Внезапно Александру на нос упала холодная снежинка. Он уже давно чувствовал, что даже у костра холодно, но только сейчас осознал, насколько.

Белые мухи. Они вернулись. И скоро их было уже видимо-невидимо.

— Вот это да, — присвистнул Кириллов.

— И чо? Мы живем в Сибири, а не в Калифорнии, — хмыкнул Слава Краснов. — Такое почти каждый год бывало. Нам же обмундирование дали.

— Да тут как бы зимнее не понадобилось. И как бы урожай не померз, — Данилов почувствовал, что трясется, как в лихорадке. Отчасти от слабого морозца — минус пять, не ниже, отчасти от стужи внутри. Сердцем он уже ощущал приближение зимы.

Как оказалось, город взорвали планово, без героизма и замыкания проводков зубами подрывника-смертника. Минирование проводилось под руководством Артура Войкова из Ямантау, имевшего опыт минирования. Заложенная на третьем этаже здания Горсовета слегка доработанная авиабомба взорвалась как тридцать тонн тротила в тот момент, когда в радиусе поражения находились почти все алтайцы. Этим все и объяснялось. Удерживать позиции, создавать очаги сопротивления в городе надо было до последнего, иначе враг мог что-нибудь заподозрить. И по этой же причине до последнего часа никого нельзя было ставить в известность о взрыве.

В огненном аду погибло больше половины врагов. Остальные были ранены и дезориентированы и стали легкой добычей для защитников, которые вышли из заранее устроенных в подвалах убежищ. Уж в том, как сидеть в убежища, опыт у них был громадный. Одновременно жители лояльных Подгорному деревень замкнули кольцо, не дав никому из них убежать.

Примерно половина алтайцев погибла, сгорела заживо или получила несовместимые с жизнью травмы при взрыве. Из оставшихся большинство из-за баротравм была не в состоянии оказывать сопротивления. Но повоевать и после применения чудо-оружия все-таки пришлось.

В полдень вдоль улицы Советской были выстроены в шеренги оборванные и израненные бойцы еще недавно грозной армии Сибаргопрома. Их окружала редкая цепь вооруженных автоматами бойцов ополчения.

С пленными сибагропромовцами обращались гуманно. Это тоже был категорический приказ Демьянова, и многие выполняли его очень неохотно — они охотнее бы отрезали им уши и носы. Им даже оказывали первую помощь… конечно, во вторую очередь. Сначала своим — раненых было много. На лето часть пленных определили жить в заводские корпуса, часть на уцелевший стадион. Зимой придется строить бараки.
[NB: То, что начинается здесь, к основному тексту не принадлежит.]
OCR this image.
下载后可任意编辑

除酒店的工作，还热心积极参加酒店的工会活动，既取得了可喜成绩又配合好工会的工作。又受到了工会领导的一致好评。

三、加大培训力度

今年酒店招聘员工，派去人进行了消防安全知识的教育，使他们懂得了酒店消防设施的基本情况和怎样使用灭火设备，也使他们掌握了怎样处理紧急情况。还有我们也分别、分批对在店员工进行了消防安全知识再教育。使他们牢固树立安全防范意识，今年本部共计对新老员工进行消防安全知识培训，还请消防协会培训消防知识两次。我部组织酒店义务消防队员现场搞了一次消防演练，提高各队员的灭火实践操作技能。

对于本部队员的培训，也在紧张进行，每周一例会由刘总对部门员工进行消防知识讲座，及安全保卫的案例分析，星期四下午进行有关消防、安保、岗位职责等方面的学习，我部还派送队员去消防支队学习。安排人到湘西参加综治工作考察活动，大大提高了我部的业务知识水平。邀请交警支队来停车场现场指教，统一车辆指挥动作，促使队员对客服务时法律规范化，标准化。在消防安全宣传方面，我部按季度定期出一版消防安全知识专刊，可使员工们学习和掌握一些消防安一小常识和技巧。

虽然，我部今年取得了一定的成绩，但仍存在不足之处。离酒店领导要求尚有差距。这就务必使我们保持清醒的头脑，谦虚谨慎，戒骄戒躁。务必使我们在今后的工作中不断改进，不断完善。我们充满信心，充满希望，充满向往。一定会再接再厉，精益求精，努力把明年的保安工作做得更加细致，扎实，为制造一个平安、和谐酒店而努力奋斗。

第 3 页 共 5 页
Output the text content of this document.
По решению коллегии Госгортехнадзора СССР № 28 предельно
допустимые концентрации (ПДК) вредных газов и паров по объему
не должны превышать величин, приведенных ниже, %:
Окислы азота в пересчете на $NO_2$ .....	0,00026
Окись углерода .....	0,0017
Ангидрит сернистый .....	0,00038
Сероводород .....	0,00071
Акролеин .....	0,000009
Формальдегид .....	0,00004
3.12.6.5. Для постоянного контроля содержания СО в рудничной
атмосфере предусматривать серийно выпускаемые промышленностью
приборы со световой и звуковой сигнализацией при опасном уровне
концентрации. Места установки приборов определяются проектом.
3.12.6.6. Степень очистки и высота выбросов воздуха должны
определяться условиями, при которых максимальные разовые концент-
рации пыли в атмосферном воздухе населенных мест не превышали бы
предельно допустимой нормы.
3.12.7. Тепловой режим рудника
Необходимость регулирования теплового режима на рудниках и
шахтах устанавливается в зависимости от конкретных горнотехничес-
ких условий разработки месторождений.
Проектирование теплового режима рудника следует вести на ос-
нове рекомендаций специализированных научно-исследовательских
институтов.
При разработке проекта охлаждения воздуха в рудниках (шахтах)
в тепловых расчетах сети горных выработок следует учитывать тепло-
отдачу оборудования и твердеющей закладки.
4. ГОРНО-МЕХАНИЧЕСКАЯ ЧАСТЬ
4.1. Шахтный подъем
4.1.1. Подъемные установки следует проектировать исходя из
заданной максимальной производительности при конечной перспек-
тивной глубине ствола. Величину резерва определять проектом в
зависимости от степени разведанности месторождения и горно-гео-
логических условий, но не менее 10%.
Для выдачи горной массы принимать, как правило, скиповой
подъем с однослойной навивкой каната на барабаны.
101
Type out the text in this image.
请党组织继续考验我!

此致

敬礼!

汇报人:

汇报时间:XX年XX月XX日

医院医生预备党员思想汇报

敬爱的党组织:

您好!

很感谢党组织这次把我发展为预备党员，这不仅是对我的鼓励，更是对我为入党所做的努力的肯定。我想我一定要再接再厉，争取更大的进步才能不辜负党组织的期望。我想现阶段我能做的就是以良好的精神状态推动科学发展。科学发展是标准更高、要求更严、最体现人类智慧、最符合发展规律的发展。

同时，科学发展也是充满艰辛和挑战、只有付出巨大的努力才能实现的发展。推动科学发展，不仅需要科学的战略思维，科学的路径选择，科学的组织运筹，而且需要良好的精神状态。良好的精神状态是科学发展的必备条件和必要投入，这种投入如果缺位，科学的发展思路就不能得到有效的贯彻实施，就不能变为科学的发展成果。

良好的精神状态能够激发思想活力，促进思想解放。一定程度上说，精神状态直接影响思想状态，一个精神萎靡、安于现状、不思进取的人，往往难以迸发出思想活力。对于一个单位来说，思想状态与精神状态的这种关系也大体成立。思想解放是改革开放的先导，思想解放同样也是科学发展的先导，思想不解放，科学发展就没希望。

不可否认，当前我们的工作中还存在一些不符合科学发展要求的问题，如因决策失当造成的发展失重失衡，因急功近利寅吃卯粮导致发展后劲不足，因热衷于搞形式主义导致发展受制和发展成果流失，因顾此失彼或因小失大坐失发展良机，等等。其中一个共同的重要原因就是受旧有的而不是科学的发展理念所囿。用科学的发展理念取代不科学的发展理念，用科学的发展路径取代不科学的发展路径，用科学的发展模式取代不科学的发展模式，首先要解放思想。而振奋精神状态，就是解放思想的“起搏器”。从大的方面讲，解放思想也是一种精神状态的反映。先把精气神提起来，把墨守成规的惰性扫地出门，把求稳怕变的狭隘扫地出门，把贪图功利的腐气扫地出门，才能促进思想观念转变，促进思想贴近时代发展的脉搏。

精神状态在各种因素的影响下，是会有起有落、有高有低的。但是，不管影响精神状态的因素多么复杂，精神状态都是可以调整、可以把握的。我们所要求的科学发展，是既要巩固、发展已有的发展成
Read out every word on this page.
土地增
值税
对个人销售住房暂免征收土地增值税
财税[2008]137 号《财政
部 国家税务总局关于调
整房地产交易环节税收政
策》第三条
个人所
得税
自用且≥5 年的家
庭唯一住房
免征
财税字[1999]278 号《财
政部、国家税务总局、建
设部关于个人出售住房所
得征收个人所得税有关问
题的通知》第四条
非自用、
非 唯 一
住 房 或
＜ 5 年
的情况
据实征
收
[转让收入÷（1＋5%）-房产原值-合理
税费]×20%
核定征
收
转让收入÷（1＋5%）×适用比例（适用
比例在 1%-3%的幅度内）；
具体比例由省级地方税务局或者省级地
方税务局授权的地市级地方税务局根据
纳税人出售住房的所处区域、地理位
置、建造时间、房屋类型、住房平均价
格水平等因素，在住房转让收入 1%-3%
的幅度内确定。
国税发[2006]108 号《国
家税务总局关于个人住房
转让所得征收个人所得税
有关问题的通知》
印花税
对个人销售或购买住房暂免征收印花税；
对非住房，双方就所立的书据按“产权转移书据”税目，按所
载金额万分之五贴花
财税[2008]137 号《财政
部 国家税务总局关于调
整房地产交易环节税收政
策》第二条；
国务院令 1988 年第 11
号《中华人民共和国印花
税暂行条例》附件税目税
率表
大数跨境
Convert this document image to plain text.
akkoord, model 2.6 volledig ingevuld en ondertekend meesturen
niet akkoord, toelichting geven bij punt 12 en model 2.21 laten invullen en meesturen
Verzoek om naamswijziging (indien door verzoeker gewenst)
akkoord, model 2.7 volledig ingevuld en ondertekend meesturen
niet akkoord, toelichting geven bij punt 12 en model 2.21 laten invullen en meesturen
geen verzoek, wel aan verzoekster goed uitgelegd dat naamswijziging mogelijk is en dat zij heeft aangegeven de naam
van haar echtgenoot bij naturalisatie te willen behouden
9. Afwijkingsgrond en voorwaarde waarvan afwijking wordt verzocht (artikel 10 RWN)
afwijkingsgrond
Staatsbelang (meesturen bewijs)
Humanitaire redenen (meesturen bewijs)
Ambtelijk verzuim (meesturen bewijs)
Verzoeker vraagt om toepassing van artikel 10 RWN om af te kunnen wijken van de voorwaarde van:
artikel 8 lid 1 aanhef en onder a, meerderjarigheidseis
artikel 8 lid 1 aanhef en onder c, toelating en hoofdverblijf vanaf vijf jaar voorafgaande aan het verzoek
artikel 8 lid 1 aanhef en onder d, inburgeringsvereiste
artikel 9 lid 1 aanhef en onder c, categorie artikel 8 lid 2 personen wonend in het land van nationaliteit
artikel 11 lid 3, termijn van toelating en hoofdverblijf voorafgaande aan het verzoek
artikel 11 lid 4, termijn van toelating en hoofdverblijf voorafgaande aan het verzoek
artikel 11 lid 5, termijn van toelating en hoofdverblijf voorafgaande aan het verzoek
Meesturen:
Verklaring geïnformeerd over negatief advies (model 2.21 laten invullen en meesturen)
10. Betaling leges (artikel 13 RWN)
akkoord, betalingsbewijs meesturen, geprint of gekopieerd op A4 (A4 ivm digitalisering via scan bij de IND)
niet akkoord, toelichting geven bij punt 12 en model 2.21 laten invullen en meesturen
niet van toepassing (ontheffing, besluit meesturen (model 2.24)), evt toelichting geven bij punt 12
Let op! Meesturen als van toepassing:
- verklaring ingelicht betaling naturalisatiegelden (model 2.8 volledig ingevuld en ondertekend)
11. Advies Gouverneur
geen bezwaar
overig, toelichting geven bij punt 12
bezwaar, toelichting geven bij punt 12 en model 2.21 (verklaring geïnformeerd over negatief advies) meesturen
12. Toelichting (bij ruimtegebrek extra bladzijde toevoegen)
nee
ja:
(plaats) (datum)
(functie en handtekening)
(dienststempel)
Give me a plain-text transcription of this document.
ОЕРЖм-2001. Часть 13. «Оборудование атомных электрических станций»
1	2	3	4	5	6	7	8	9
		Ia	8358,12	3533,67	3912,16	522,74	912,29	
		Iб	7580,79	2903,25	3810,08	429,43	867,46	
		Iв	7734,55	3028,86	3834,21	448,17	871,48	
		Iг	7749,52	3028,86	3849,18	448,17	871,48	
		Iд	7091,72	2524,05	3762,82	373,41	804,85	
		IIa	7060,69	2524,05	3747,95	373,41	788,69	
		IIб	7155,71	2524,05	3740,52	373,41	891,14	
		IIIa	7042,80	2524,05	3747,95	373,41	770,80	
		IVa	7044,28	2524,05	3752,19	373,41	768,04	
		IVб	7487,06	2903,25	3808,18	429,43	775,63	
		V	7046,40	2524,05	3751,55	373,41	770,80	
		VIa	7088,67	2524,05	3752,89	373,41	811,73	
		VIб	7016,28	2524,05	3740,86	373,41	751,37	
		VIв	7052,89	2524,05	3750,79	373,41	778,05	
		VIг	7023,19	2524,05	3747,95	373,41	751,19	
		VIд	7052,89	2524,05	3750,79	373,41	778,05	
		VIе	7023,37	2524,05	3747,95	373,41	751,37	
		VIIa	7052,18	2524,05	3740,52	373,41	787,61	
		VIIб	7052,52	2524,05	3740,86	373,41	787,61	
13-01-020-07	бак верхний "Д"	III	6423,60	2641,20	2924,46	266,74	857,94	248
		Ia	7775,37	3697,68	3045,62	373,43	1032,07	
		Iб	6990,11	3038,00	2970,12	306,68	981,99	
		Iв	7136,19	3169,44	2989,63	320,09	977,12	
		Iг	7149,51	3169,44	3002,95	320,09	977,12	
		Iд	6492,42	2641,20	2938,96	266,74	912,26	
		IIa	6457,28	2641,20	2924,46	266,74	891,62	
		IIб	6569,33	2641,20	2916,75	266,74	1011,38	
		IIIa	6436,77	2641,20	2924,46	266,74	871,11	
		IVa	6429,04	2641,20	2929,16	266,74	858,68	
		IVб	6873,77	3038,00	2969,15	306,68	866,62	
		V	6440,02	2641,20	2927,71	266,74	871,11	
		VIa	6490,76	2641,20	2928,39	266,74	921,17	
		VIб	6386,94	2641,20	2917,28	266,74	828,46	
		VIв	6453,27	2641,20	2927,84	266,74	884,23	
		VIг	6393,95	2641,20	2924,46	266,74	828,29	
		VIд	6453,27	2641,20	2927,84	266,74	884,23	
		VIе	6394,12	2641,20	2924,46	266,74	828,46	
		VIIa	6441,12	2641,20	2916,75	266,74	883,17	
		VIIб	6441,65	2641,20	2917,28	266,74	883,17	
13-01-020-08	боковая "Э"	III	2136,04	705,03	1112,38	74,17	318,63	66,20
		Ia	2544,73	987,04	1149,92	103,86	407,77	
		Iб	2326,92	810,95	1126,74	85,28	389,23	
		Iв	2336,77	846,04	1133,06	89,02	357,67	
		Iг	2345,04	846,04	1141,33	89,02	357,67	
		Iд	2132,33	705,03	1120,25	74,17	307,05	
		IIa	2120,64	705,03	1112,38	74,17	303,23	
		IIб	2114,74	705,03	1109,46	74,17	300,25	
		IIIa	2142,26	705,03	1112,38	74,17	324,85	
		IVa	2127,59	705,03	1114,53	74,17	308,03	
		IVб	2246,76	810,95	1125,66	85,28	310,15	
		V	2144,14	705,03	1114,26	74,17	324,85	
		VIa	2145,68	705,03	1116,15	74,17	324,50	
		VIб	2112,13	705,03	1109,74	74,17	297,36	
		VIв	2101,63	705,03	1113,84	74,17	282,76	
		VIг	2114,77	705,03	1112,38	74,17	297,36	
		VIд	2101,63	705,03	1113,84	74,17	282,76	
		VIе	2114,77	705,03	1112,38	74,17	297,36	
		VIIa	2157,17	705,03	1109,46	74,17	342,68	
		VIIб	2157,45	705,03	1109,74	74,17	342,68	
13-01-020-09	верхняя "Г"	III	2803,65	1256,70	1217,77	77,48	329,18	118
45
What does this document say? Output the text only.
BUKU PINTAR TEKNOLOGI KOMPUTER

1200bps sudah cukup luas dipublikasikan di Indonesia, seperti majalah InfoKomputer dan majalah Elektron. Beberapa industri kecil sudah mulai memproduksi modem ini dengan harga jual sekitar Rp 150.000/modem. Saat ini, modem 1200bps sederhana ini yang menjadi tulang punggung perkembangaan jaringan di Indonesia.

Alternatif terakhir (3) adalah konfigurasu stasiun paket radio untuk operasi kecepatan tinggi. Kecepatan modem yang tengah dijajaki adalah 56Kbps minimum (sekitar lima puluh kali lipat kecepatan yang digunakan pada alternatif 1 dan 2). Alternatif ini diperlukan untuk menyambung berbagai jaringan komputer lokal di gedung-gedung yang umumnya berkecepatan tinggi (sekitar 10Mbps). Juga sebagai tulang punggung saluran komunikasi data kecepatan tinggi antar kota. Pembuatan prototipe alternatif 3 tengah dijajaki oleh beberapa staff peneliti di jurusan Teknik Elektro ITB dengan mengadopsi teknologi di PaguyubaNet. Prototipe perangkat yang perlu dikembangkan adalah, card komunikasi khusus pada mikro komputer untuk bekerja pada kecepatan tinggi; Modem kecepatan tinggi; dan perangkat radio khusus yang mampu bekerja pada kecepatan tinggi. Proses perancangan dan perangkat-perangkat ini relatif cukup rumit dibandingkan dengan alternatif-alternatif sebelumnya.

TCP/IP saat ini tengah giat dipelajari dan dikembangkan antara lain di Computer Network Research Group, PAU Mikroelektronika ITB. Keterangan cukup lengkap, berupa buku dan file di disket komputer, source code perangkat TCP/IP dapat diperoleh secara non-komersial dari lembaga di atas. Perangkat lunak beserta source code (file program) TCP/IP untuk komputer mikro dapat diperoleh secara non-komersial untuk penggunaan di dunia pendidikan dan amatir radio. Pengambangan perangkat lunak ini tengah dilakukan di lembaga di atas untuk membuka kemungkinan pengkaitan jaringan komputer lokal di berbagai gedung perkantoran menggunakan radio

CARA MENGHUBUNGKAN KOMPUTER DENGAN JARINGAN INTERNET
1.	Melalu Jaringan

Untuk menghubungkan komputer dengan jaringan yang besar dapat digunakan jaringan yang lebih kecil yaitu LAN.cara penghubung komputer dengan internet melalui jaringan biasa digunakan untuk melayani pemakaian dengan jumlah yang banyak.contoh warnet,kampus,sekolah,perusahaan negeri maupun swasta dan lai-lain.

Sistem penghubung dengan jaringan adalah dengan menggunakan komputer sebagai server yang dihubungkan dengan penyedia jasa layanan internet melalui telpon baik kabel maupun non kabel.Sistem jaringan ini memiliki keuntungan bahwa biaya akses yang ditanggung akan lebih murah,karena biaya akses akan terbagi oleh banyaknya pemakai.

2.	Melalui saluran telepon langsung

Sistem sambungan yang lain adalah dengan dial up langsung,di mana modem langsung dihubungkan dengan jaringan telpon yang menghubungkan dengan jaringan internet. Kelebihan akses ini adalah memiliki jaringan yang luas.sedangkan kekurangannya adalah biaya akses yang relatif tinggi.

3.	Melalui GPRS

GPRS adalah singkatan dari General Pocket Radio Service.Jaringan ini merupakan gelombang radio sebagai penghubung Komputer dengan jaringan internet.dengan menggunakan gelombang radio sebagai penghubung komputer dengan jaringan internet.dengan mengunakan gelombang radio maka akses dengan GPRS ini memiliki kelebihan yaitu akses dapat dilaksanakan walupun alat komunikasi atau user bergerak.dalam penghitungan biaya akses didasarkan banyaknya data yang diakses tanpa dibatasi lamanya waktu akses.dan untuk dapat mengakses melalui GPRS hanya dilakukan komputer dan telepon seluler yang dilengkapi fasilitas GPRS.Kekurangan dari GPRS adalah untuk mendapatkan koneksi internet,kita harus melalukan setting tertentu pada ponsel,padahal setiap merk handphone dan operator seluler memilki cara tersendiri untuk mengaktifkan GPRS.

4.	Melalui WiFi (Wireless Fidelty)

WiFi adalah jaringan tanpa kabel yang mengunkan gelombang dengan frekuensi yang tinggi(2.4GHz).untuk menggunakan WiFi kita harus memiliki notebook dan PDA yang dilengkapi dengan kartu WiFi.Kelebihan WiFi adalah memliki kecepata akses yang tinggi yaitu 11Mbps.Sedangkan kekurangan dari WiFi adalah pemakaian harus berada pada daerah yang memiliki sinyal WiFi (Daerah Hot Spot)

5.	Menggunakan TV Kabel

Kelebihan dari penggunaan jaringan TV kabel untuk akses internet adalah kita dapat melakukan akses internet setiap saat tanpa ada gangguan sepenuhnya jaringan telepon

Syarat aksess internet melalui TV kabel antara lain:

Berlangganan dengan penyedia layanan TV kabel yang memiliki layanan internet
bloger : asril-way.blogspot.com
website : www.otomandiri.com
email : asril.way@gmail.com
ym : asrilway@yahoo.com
Хотя это уже на новом месте.

Все уже знали, что таким, как прежде Подгорный не будет, и им придется искать себе новое место для постоянного жительства. Город, где не осталось ни одного целого дома выше одного этажа годится для жизни, но не для гордого звания сердца новой цивилизации.

«Через много веков это место войдет в состав городской агломерации, которая вырастет вокруг будущей столицы, которую мы оснуем в другом городе, — подумал Данилов. — А до тех пор тут будут могилы героев и гранитный обелиск».

Пока они оставались почти одни в разгромленном и пустом Подгорном. Остальные во главе с Олегом Колесниковым и пошли добивать алтайцев в их укрепленном лагере к югу от города. С ними была вся техника, включая пять захваченных у врага танков, и огромную ораву деревенских мужиков, куда менее рафинированных, чем бывшие жители Академгородка. Это были те, кого удалось собрать добровольно и насильно в половине региона.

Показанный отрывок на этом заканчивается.